Why doesn't water burn?

by | Aug 11, 2009 04:36 PM ET

You Asked:

Why doesn't water burn? --- Kit, Twain, Calif.

Marshall Brain Answered:

In chemistry we define the word burn to mean: "to undergo combustion, either fast or slow; to oxidize." So when gasoline "burns", the carbon and hydrogen atoms in the gas rapidly combine with oxygen atoms in the air to form CO2 and H2O. When charcoal "burns", the carbon atoms in the chacoal combine with oxygen atoms in the air to form CO2. When iron or steel "burns", the iron atoms in the piece of iron combine with oxygen atoms in the air to form rust. Normally the process is very slow. But if you create small enough pieces of iron, like that seen in steel wool, the burning happens quite quickly, like this:

If you spin a big piece of burning steel wool in the air, it will create a huge cascade of flying sparks as the steel quickly burns. (I'm not recommending that you do this - but people do do it. Search on YouTube sometime.)
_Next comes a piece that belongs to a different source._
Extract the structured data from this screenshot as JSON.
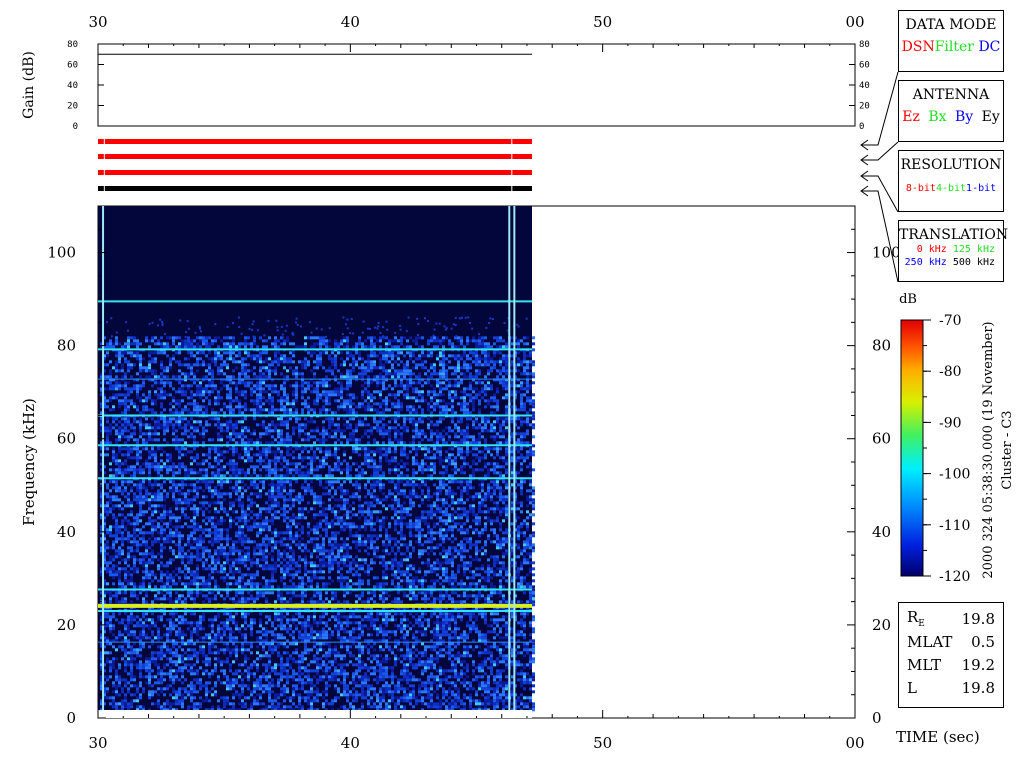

So, why won't water burn? It's because the burning has already happened. When the hydrogen reacted with oxygen - in other words, when the hydrogen "burned" - water was the result.

A side question - why is water good at extinguishing some types of fire - for example wood and paper fires? The water absorbs into the wood or paper and blocks the flow of oxygen. The water also cools the burning wood or paper down well below its flash point.